In [1]:
# ==============================================
# FINE-TUNING BART SUR CNN/DAILYMAIL (5000 exemples)
# ==============================================

print("="*60)
print("FINE-TUNING BART (140M) - COMME L'ARTICLE")
print("="*60)

# ==============================================
# 1. INSTALLATIONS
# ==============================================

!pip install transformers datasets accelerate rouge-score nltk -q

import torch
import numpy as np
from datasets import load_dataset
from transformers import BartTokenizer, BartForConditionalGeneration, Trainer, TrainingArguments
import gc
import os

# Nettoyage mémoire
gc.collect()
if torch.cuda.is_available():
    torch.cuda.empty_cache()
    os.environ["PYTORCH_CUDA_ALLOC_CONF"] = "max_split_size_mb:128"

print("✅ Bibliothèques installées")

# ==============================================
# 2. DATASET (5000 train, 1000 val, 1000 test)
# ==============================================

print("\n" + "="*60)
print("📊 CHARGEMENT DU DATASET")
print("="*60)

dataset = load_dataset("cnn_dailymail", "3.0.0")

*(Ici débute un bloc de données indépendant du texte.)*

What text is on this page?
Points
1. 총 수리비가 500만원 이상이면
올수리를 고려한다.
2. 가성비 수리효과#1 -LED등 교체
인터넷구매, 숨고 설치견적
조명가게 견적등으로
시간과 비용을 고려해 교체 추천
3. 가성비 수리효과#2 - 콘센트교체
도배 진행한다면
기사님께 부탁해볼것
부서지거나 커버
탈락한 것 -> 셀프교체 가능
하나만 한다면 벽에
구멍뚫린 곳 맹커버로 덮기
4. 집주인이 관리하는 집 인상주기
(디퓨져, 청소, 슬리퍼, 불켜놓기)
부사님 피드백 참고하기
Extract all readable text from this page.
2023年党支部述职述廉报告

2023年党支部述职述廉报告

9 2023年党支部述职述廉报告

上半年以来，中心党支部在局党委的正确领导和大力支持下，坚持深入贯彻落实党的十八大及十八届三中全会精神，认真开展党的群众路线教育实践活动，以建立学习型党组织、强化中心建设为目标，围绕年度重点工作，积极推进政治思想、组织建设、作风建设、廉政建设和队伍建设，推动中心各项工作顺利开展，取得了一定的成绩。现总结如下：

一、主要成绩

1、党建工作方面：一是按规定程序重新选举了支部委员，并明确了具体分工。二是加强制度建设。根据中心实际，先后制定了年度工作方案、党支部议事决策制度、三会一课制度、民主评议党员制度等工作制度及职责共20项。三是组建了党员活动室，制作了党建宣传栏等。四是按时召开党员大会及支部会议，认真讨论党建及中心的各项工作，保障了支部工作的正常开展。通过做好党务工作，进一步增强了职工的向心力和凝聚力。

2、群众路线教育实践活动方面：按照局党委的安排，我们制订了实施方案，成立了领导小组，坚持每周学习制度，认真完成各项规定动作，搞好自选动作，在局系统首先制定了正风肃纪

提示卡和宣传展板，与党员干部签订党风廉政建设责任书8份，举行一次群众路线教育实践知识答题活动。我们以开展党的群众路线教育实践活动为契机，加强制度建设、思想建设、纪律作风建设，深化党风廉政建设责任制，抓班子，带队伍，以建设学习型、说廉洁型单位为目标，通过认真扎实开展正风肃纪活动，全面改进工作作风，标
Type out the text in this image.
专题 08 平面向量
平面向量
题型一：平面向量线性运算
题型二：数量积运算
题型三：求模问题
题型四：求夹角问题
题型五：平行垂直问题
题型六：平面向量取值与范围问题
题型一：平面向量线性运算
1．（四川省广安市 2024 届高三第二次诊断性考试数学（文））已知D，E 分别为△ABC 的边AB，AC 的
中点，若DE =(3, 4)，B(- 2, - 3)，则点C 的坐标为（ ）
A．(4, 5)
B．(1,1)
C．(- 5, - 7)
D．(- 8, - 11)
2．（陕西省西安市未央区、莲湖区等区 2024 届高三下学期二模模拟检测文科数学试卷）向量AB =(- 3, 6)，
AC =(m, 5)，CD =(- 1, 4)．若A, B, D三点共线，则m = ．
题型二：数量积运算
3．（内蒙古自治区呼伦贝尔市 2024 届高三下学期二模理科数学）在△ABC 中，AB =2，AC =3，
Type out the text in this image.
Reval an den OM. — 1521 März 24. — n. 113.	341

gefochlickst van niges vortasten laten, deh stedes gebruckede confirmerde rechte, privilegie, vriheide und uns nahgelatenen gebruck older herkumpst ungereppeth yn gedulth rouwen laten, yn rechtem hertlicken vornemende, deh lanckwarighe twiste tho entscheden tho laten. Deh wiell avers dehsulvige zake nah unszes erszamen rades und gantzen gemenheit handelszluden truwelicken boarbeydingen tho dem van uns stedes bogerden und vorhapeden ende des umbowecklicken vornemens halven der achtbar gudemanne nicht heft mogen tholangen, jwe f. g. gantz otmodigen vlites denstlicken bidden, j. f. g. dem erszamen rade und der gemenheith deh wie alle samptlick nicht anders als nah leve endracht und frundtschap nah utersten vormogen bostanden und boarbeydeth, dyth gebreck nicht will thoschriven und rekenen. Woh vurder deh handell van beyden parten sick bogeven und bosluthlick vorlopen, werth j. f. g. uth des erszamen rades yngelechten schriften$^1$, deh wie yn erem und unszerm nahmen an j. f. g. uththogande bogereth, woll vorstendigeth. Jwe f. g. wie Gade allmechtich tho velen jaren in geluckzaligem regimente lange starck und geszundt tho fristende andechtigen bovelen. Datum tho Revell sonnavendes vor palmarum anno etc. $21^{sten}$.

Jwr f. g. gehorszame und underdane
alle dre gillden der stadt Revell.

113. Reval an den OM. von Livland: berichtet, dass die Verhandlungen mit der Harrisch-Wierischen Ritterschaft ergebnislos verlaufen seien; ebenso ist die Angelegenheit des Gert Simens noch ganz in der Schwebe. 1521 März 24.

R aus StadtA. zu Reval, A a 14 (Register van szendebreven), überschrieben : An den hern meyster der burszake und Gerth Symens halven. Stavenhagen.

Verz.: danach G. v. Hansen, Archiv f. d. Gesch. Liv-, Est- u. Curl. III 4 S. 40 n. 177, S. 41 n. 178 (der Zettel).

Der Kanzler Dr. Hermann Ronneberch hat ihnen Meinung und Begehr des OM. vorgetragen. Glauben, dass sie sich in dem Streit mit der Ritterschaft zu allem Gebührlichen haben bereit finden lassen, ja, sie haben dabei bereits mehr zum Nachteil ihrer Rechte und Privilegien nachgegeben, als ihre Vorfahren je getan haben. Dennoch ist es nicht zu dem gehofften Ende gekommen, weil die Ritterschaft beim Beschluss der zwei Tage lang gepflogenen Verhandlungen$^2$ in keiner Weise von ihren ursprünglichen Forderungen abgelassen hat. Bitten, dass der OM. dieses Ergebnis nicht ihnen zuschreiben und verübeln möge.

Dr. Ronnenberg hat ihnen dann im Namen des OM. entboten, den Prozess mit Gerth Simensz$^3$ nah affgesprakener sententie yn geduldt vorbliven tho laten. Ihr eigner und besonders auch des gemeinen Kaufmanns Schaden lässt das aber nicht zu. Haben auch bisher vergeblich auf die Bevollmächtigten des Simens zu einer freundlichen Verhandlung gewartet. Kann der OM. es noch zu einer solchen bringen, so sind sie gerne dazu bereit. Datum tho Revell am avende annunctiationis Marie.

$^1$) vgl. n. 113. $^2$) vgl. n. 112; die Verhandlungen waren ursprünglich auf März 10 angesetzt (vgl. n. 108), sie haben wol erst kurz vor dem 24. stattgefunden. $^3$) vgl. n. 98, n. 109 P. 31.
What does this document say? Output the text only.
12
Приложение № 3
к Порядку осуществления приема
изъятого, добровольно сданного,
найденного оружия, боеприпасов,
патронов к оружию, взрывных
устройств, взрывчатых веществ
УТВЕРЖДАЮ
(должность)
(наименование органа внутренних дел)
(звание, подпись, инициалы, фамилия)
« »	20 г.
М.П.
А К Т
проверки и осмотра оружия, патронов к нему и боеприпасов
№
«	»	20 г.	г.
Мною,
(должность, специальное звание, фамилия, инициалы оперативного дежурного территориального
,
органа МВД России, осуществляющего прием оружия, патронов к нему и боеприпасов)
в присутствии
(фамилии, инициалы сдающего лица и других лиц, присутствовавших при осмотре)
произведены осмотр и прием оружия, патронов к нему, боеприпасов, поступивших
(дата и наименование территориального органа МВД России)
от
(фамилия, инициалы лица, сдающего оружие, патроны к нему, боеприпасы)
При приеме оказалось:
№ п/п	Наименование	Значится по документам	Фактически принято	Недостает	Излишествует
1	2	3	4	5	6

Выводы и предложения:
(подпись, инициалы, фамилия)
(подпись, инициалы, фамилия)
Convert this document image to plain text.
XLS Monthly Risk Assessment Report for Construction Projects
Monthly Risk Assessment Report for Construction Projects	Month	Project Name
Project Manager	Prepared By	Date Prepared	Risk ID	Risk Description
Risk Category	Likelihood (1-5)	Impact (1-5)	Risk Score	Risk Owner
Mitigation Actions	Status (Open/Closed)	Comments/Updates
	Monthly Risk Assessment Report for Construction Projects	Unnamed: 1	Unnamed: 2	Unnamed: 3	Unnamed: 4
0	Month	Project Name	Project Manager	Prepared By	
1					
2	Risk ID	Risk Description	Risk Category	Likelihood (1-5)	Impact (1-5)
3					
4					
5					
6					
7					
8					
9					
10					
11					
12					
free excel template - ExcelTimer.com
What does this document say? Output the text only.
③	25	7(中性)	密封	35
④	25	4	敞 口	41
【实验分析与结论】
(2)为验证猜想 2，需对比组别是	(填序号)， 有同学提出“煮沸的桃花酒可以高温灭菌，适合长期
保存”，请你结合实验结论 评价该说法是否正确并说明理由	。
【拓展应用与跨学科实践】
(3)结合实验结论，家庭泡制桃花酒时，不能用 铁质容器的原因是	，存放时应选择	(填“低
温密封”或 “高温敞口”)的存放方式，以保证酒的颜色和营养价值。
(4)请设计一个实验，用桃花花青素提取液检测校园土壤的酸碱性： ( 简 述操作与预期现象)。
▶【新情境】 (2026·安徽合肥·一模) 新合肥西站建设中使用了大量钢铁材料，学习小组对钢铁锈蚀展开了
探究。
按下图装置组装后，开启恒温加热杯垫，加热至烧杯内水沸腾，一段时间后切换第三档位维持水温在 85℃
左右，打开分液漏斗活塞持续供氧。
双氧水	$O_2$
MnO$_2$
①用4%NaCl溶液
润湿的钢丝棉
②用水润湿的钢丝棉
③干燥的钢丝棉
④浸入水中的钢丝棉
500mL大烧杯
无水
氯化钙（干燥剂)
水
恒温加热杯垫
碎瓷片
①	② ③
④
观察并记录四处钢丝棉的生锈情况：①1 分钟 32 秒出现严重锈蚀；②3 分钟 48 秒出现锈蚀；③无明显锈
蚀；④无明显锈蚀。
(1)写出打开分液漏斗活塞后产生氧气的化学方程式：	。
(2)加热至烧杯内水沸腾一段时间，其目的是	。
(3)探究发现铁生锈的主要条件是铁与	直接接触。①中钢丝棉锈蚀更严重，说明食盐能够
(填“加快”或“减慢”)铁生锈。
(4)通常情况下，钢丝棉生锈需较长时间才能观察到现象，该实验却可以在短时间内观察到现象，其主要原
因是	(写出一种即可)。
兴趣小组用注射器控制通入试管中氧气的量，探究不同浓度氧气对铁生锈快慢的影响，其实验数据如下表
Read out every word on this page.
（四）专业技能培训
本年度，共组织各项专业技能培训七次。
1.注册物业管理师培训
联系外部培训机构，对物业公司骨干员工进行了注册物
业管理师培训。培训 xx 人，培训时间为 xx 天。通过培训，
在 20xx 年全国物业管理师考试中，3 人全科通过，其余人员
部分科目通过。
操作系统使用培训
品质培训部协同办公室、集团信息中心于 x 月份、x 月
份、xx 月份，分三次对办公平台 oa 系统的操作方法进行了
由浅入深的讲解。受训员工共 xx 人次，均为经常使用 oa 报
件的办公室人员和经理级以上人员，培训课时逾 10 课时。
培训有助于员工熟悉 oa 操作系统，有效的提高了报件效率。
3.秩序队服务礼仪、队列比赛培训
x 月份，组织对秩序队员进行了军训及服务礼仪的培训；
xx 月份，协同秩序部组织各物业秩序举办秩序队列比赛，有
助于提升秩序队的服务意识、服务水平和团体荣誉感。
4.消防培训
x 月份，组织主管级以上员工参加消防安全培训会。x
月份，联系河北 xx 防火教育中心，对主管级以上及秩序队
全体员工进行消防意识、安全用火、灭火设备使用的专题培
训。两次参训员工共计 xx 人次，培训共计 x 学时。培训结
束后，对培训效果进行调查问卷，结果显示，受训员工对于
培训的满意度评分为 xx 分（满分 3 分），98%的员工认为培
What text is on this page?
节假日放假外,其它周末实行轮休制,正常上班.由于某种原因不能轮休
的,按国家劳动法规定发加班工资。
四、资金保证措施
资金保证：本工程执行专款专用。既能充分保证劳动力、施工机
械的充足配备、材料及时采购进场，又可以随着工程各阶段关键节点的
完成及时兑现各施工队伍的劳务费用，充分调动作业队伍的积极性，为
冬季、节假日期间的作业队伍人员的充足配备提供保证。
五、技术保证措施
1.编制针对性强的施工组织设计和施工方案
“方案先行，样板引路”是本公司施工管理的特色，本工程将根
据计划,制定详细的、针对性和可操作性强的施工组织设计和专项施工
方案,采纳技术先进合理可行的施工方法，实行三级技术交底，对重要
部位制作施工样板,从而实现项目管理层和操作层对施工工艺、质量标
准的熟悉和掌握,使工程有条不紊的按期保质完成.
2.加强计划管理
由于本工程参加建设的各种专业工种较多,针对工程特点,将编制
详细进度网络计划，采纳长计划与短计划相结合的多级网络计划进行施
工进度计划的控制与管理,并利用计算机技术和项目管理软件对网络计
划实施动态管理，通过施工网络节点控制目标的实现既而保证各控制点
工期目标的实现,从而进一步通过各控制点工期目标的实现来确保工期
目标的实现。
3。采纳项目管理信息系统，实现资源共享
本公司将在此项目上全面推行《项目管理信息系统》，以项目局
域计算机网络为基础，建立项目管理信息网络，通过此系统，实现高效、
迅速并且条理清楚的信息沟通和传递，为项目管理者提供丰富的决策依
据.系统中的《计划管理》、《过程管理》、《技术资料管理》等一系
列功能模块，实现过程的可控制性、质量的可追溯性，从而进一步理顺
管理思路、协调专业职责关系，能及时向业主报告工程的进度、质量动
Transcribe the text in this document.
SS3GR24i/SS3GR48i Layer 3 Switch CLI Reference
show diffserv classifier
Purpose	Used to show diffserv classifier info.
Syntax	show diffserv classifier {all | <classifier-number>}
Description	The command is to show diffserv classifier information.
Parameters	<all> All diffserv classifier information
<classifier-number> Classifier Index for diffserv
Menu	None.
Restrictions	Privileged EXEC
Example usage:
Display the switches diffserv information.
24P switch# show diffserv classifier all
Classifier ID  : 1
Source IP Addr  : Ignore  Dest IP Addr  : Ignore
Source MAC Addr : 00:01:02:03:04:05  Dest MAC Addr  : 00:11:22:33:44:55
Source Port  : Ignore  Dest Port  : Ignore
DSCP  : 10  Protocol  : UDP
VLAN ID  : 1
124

# Split comme dans l'article
train_dataset = dataset["train"].select(range(5000))      # 5000 training
val_dataset = dataset["validation"].select(range(1000))   # 1000 validation
test_dataset = dataset["test"].select(range(1000))        # 1000 test

print(f"✅ Dataset prêt:")
print(f"  Training:   {len(train_dataset)} exemples")
print(f"  Validation: {len(val_dataset)} exemples")
print(f"  Test:       {len(test_dataset)} exemples")

# ==============================================
# 3. TOKENISATION
# ==============================================

print("\n" + "="*60)
print("🔤 TOKENISATION")
print("="*60)

tokenizer = BartTokenizer.from_pretrained("facebook/bart-base")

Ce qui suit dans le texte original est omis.